KOMPAS.com - Investasi hijau China melalui skema Belt and Road Initiative (BRI) berpotensi menjadi katalis besar dalam mendorong pembangunan dan transformasi ekonomi Indonesia menuju ekonomi hijau.
Pendanaan ini bisa mempercepat agenda transisi energi Pemerintahan Presiden Prabowo, termasuk ambisi membangun energi surya sebesar 100 gigawatt (GW).
Laporan terbaru Yayasan Kesejahteraan Berkelanjutan Indonesia (SUSTAIN) dan CERAH berjudul “Leveraging China’s Green Momentum to Advance Indonesia’s Economic Development” menunjukkan, potensi pembiayaan energi terbarukan lewat BRI besar.
Indonesia menjadi penerima dana terbesar di Asia Tenggara sekitar Rp 149 triliun pada 2024, bisa menciptakan sekitar 191.200 lapangan kerja baru.
Dari total investasi itu, sekitar Rp 14,4 triliun dialokasikan untuk sektor energi, dengan 56 persen diarahkan ke proyek energi terbarukan.
“Pembiayaan energi yang bernilai sekitar Rp 14,4 triliun per tahun dapat dialokasikan untuk pengembangan energi terbarukan selama 10 tahun ke depan.
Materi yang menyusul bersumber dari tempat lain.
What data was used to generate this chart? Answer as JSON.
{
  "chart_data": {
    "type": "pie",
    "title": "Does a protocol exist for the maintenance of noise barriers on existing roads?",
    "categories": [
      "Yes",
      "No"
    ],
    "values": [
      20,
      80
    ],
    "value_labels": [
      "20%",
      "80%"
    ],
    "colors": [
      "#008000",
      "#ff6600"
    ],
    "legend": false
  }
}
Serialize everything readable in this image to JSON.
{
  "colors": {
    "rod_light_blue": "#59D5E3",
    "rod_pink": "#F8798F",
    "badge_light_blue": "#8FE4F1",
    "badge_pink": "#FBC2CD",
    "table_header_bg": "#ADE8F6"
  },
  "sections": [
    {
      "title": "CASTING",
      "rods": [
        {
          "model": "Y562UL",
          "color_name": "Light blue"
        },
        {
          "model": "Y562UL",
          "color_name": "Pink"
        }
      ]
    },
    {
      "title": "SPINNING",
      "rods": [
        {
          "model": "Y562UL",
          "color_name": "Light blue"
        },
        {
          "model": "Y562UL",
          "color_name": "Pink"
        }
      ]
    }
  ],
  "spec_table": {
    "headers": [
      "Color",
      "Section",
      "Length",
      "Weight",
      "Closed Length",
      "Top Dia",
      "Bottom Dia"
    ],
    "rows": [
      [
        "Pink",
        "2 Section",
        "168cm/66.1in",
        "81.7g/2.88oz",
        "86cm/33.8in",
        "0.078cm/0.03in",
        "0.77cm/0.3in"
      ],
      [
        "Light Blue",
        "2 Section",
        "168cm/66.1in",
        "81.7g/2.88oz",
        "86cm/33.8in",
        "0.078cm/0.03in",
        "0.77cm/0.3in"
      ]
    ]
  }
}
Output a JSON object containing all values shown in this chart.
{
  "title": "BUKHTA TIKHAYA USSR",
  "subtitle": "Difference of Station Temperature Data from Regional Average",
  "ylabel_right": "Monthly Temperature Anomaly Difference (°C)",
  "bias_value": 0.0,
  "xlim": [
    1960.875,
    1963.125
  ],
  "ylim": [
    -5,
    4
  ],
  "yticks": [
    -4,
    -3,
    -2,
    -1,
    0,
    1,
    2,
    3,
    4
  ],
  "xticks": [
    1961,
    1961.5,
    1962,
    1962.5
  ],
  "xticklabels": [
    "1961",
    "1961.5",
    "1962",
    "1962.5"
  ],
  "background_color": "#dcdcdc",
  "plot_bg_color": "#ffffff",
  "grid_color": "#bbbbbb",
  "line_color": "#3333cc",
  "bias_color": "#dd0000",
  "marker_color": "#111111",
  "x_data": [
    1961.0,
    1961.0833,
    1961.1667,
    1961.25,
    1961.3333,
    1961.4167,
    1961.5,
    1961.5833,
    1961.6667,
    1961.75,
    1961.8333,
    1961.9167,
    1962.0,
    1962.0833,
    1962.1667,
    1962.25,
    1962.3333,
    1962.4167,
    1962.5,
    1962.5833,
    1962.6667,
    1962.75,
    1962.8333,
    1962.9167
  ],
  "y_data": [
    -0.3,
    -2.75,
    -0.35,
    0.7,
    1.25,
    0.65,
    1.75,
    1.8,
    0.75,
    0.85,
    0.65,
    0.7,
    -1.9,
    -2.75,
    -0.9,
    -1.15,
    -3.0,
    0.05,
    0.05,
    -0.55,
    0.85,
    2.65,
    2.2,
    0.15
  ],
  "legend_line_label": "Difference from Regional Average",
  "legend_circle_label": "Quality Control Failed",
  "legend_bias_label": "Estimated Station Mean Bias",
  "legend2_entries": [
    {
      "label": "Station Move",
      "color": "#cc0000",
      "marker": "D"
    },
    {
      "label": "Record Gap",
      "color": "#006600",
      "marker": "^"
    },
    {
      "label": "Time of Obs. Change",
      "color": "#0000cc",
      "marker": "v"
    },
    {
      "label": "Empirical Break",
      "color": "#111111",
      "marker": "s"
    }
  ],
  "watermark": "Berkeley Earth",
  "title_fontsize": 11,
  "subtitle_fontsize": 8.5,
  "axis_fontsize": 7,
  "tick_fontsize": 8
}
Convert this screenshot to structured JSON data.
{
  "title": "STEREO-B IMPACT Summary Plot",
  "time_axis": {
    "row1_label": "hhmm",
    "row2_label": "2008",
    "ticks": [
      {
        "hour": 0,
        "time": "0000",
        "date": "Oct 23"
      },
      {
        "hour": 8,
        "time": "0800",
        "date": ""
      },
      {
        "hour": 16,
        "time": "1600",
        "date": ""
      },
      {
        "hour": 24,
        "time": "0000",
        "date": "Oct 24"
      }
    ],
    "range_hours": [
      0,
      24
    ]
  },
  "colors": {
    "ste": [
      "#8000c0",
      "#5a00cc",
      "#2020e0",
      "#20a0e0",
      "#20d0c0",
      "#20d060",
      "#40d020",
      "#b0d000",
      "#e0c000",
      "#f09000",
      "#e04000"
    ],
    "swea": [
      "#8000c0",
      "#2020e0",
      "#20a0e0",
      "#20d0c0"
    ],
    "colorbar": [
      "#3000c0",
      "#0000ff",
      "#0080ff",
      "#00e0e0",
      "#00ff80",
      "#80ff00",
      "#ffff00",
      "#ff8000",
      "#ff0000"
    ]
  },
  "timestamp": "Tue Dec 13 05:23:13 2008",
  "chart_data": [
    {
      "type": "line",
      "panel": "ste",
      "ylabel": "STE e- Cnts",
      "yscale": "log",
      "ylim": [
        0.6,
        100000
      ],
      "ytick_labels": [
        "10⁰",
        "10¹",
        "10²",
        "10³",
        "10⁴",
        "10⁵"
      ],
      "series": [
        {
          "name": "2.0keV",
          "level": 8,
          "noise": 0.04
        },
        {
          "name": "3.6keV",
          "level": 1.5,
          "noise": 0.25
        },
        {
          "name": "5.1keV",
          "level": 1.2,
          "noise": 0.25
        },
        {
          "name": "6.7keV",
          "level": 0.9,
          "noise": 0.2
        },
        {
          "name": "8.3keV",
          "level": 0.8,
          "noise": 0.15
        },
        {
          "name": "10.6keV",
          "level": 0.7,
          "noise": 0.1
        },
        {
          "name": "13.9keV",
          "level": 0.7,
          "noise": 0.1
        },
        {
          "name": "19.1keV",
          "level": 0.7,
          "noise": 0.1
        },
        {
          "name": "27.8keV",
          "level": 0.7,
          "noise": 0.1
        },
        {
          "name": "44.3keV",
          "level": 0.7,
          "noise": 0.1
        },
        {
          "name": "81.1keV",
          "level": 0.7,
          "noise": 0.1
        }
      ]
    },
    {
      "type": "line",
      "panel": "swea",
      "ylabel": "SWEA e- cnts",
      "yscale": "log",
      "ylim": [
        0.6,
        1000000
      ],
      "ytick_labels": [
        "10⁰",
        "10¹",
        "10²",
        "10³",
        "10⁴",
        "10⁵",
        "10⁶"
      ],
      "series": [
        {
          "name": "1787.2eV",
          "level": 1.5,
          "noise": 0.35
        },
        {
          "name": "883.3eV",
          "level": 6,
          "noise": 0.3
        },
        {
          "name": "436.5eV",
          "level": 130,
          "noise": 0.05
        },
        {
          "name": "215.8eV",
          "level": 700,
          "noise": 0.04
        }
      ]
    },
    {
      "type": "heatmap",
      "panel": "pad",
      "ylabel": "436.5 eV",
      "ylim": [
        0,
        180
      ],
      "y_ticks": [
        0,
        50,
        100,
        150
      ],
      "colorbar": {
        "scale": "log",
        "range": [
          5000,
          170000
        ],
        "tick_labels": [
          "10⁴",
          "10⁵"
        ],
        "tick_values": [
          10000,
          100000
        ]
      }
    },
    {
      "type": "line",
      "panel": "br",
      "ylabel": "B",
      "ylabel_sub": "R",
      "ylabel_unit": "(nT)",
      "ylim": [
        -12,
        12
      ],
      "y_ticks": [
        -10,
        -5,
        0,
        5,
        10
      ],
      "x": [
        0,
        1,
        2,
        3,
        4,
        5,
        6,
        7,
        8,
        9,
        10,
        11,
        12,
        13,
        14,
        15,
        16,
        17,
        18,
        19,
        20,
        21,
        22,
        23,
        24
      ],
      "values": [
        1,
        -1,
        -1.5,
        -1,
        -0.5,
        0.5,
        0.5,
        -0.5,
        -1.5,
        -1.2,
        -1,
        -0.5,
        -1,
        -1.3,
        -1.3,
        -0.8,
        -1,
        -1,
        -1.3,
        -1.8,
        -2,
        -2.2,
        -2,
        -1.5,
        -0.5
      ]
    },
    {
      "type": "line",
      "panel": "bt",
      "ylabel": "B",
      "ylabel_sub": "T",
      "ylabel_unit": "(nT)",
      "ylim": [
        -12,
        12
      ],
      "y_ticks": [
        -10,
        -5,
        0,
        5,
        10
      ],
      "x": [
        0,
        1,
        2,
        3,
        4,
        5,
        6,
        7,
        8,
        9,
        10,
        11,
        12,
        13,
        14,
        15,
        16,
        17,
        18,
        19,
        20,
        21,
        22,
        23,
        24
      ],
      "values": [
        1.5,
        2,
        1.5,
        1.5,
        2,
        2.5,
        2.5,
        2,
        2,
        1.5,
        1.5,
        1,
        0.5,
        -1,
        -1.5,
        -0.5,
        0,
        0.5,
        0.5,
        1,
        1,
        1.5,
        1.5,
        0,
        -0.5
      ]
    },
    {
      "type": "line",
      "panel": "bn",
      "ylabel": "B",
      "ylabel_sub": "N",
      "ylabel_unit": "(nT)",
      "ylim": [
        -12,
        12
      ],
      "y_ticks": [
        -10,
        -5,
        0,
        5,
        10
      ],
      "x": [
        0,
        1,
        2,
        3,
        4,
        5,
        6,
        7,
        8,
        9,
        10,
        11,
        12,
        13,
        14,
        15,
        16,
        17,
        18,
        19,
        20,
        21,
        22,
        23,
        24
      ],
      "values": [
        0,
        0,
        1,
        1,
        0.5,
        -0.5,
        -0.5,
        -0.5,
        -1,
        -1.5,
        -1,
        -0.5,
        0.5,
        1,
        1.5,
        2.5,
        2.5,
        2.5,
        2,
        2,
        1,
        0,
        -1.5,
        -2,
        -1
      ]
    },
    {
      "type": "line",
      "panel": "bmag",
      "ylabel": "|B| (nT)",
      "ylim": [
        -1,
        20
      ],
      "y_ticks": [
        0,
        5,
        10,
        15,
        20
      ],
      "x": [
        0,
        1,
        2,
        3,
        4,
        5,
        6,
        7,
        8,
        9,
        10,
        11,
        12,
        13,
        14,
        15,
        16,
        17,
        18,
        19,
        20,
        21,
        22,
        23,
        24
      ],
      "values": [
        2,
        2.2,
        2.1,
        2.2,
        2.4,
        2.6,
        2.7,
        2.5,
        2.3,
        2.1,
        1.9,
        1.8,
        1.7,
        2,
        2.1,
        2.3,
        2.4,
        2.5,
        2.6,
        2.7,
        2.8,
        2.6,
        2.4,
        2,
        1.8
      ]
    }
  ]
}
Angka riilnya dalam sepuluh tahun ke depan tentu bisa lebih besar,” kata Tata Mustasya, Direktur Eksekutif SUSTAIN.
Jika seluruh pembiayaan energi itu difokuskan ke energi bersih, jumlah pendanaan bisa mencapai Rp 144 triliun. Dana sebesar itu bisa digunakan untuk mendukung proyek energi terbarukan dalam RUPTL 2025–2034 atau mewujudkan ambisi 100 GW energi surya.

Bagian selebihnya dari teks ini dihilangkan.